Insights from Re-evaluating NLP Systems

ISI Natural Language Seminar

Event Details

Although large pre trained models have achieved exceptional results on standard NLP benchmarks, it is clear that they are still far from actually understanding natural language. This gap highlights the need to develop and embrace more challenging settings for evaluation. In this talk, I will present work that re evaluates seemingly high performing NLP systems and derives insights on how these systems can be further improved. First, we will evaluate models under extreme label imbalance, a phenomenon that creates unavoidable train test mismatch. Here, collecting training data adaptively leads to dramatic improvements over static data collection. Second, we will grapple with adversarial perturbations label preserving transformations that can trigger surprising model errors. We will develop training methods to make models certifiably robust to combinatorially large families of perturbations. Finally, we will assess the utility of automatic evaluation metrics for comparing NLG systems.
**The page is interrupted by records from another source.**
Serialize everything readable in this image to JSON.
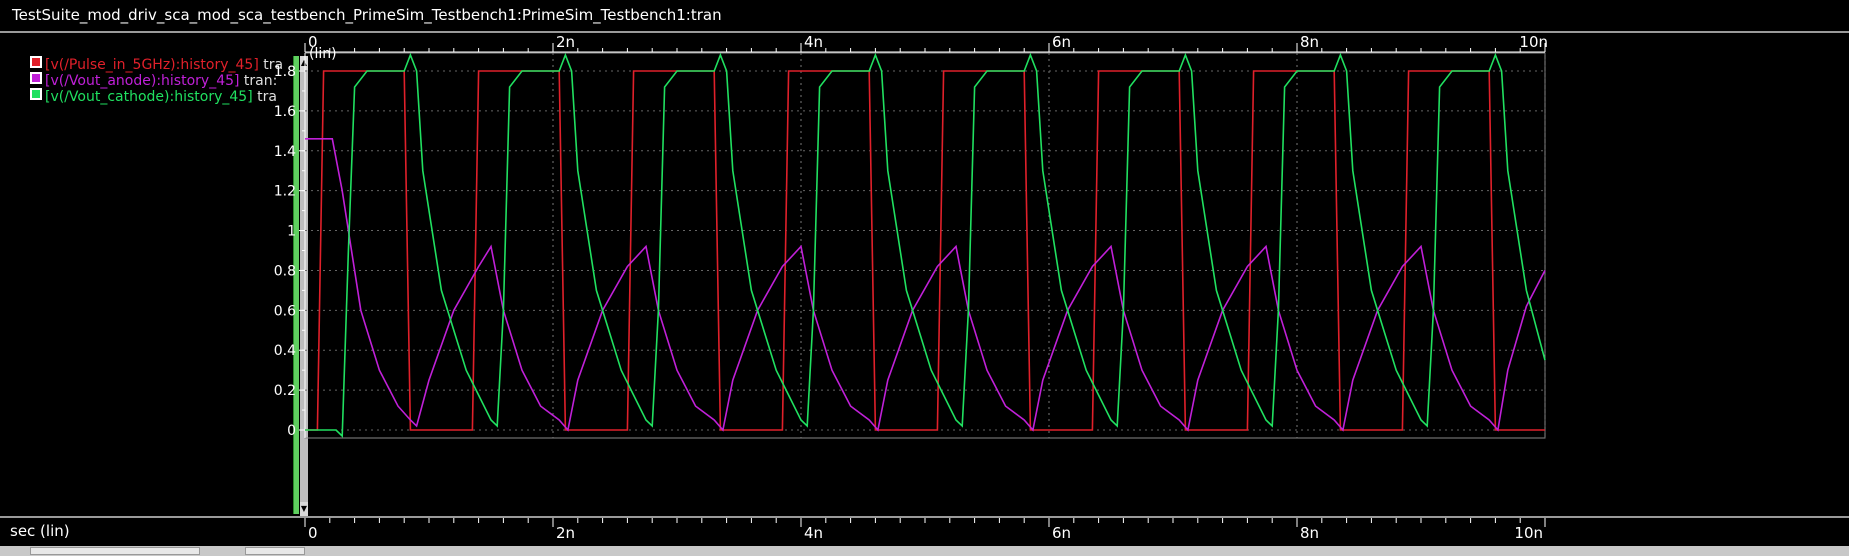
{
  "window": {
    "title": "TestSuite_mod_driv_sca_mod_sca_testbench_PrimeSim_Testbench1:PrimeSim_Testbench1:tran"
  },
  "legend": [
    {
      "label": "[v(/Pulse_in_5GHz):history_45]",
      "tail": " tra",
      "color": "#e0202a"
    },
    {
      "label": "[v(/Vout_anode):history_45]",
      "tail": " tran:",
      "color": "#c020d8"
    },
    {
      "label": "[v(/Vout_cathode):history_45]",
      "tail": " tra",
      "color": "#20e060"
    }
  ],
  "chart_data": {
    "type": "line",
    "title": "",
    "xlabel": "sec (lin)",
    "ylabel": "(lin)",
    "xlim": [
      0,
      10
    ],
    "ylim": [
      0,
      1.9
    ],
    "x_ticks": [
      "0",
      "2n",
      "4n",
      "6n",
      "8n",
      "10n"
    ],
    "y_ticks": [
      "0",
      "0.2",
      "0.4",
      "0.6",
      "0.8",
      "1",
      "1.2",
      "1.4",
      "1.6",
      "1.8"
    ],
    "grid": true,
    "series": [
      {
        "name": "[v(/Pulse_in_5GHz):history_45]",
        "color": "#e0202a",
        "x": [
          0,
          0.1,
          0.15,
          0.8,
          0.85,
          1.35,
          1.4,
          2.05,
          2.1,
          2.6,
          2.65,
          3.3,
          3.35,
          3.85,
          3.9,
          4.55,
          4.6,
          5.1,
          5.15,
          5.8,
          5.85,
          6.35,
          6.4,
          7.05,
          7.1,
          7.6,
          7.65,
          8.3,
          8.35,
          8.85,
          8.9,
          9.55,
          9.6,
          10
        ],
        "y": [
          0,
          0,
          1.8,
          1.8,
          0,
          0,
          1.8,
          1.8,
          0,
          0,
          1.8,
          1.8,
          0,
          0,
          1.8,
          1.8,
          0,
          0,
          1.8,
          1.8,
          0,
          0,
          1.8,
          1.8,
          0,
          0,
          1.8,
          1.8,
          0,
          0,
          1.8,
          1.8,
          0,
          0
        ]
      },
      {
        "name": "[v(/Vout_anode):history_45]",
        "color": "#c020d8",
        "x": [
          0,
          0.22,
          0.3,
          0.45,
          0.6,
          0.75,
          0.85,
          0.9,
          1.0,
          1.2,
          1.4,
          1.5,
          1.6,
          1.75,
          1.9,
          2.05,
          2.12,
          2.2,
          2.4,
          2.6,
          2.75,
          2.85,
          3.0,
          3.15,
          3.3,
          3.37,
          3.45,
          3.65,
          3.85,
          4.0,
          4.1,
          4.25,
          4.4,
          4.55,
          4.62,
          4.7,
          4.9,
          5.1,
          5.25,
          5.35,
          5.5,
          5.65,
          5.8,
          5.87,
          5.95,
          6.15,
          6.35,
          6.5,
          6.6,
          6.75,
          6.9,
          7.05,
          7.12,
          7.2,
          7.4,
          7.6,
          7.75,
          7.85,
          8.0,
          8.15,
          8.3,
          8.37,
          8.45,
          8.65,
          8.85,
          9.0,
          9.1,
          9.25,
          9.4,
          9.55,
          9.62,
          9.7,
          9.85,
          10
        ],
        "y": [
          1.46,
          1.46,
          1.2,
          0.6,
          0.3,
          0.12,
          0.05,
          0.02,
          0.25,
          0.6,
          0.82,
          0.92,
          0.6,
          0.3,
          0.12,
          0.05,
          0.0,
          0.25,
          0.6,
          0.82,
          0.92,
          0.6,
          0.3,
          0.12,
          0.05,
          0.0,
          0.25,
          0.6,
          0.82,
          0.92,
          0.6,
          0.3,
          0.12,
          0.05,
          0.0,
          0.25,
          0.6,
          0.82,
          0.92,
          0.6,
          0.3,
          0.12,
          0.05,
          0.0,
          0.25,
          0.6,
          0.82,
          0.92,
          0.6,
          0.3,
          0.12,
          0.05,
          0.0,
          0.25,
          0.6,
          0.82,
          0.92,
          0.6,
          0.3,
          0.12,
          0.05,
          0.0,
          0.25,
          0.6,
          0.82,
          0.92,
          0.6,
          0.3,
          0.12,
          0.05,
          0.0,
          0.3,
          0.62,
          0.8
        ]
      },
      {
        "name": "[v(/Vout_cathode):history_45]",
        "color": "#20e060",
        "x": [
          0,
          0.25,
          0.3,
          0.35,
          0.4,
          0.5,
          0.8,
          0.85,
          0.9,
          0.95,
          1.1,
          1.3,
          1.5,
          1.55,
          1.6,
          1.65,
          1.75,
          2.05,
          2.1,
          2.15,
          2.2,
          2.35,
          2.55,
          2.75,
          2.8,
          2.85,
          2.9,
          3.0,
          3.3,
          3.35,
          3.4,
          3.45,
          3.6,
          3.8,
          4.0,
          4.05,
          4.1,
          4.15,
          4.25,
          4.55,
          4.6,
          4.65,
          4.7,
          4.85,
          5.05,
          5.25,
          5.3,
          5.35,
          5.4,
          5.5,
          5.8,
          5.85,
          5.9,
          5.95,
          6.1,
          6.3,
          6.5,
          6.55,
          6.6,
          6.65,
          6.75,
          7.05,
          7.1,
          7.15,
          7.2,
          7.35,
          7.55,
          7.75,
          7.8,
          7.85,
          7.9,
          8.0,
          8.3,
          8.35,
          8.4,
          8.45,
          8.6,
          8.8,
          9.0,
          9.05,
          9.1,
          9.15,
          9.25,
          9.55,
          9.6,
          9.65,
          9.7,
          9.85,
          10
        ],
        "y": [
          0,
          0,
          -0.03,
          0.9,
          1.72,
          1.8,
          1.8,
          1.88,
          1.8,
          1.3,
          0.7,
          0.3,
          0.05,
          0.02,
          0.6,
          1.72,
          1.8,
          1.8,
          1.88,
          1.8,
          1.3,
          0.7,
          0.3,
          0.05,
          0.02,
          0.6,
          1.72,
          1.8,
          1.8,
          1.88,
          1.8,
          1.3,
          0.7,
          0.3,
          0.05,
          0.02,
          0.6,
          1.72,
          1.8,
          1.8,
          1.88,
          1.8,
          1.3,
          0.7,
          0.3,
          0.05,
          0.02,
          0.6,
          1.72,
          1.8,
          1.8,
          1.88,
          1.8,
          1.3,
          0.7,
          0.3,
          0.05,
          0.02,
          0.6,
          1.72,
          1.8,
          1.8,
          1.88,
          1.8,
          1.3,
          0.7,
          0.3,
          0.05,
          0.02,
          0.6,
          1.72,
          1.8,
          1.8,
          1.88,
          1.8,
          1.3,
          0.7,
          0.3,
          0.05,
          0.02,
          0.6,
          1.72,
          1.8,
          1.8,
          1.88,
          1.8,
          1.3,
          0.7,
          0.35
        ]
      }
    ]
  }
}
We will show that metrics can be surprisingly competitive with evaluation schemes that rely on human annotators, and highlight reduction of statistical bias against particular NLG systems as an important future direction.

TALK NOT RECORDED

Speaker Bio

Robin Jia will be an Assistant Professor in Computer Science at the University of Southern California starting in Fall 2021. Currently, he is a visiting researcher at Facebook AI Research, working with Luke Zettlemoyer and Douwe Kiela. He received his Ph.D. in Computer Science from Stanford University, where he was advised by Percy Liang. He is interested broadly in natural language processing and machine learning, with a particular focus on building NLP systems that are robust to distribution shift. Robins work has received an Outstanding Paper Award at EMNLP 2017 and a Best Short Paper award at ACL 2018.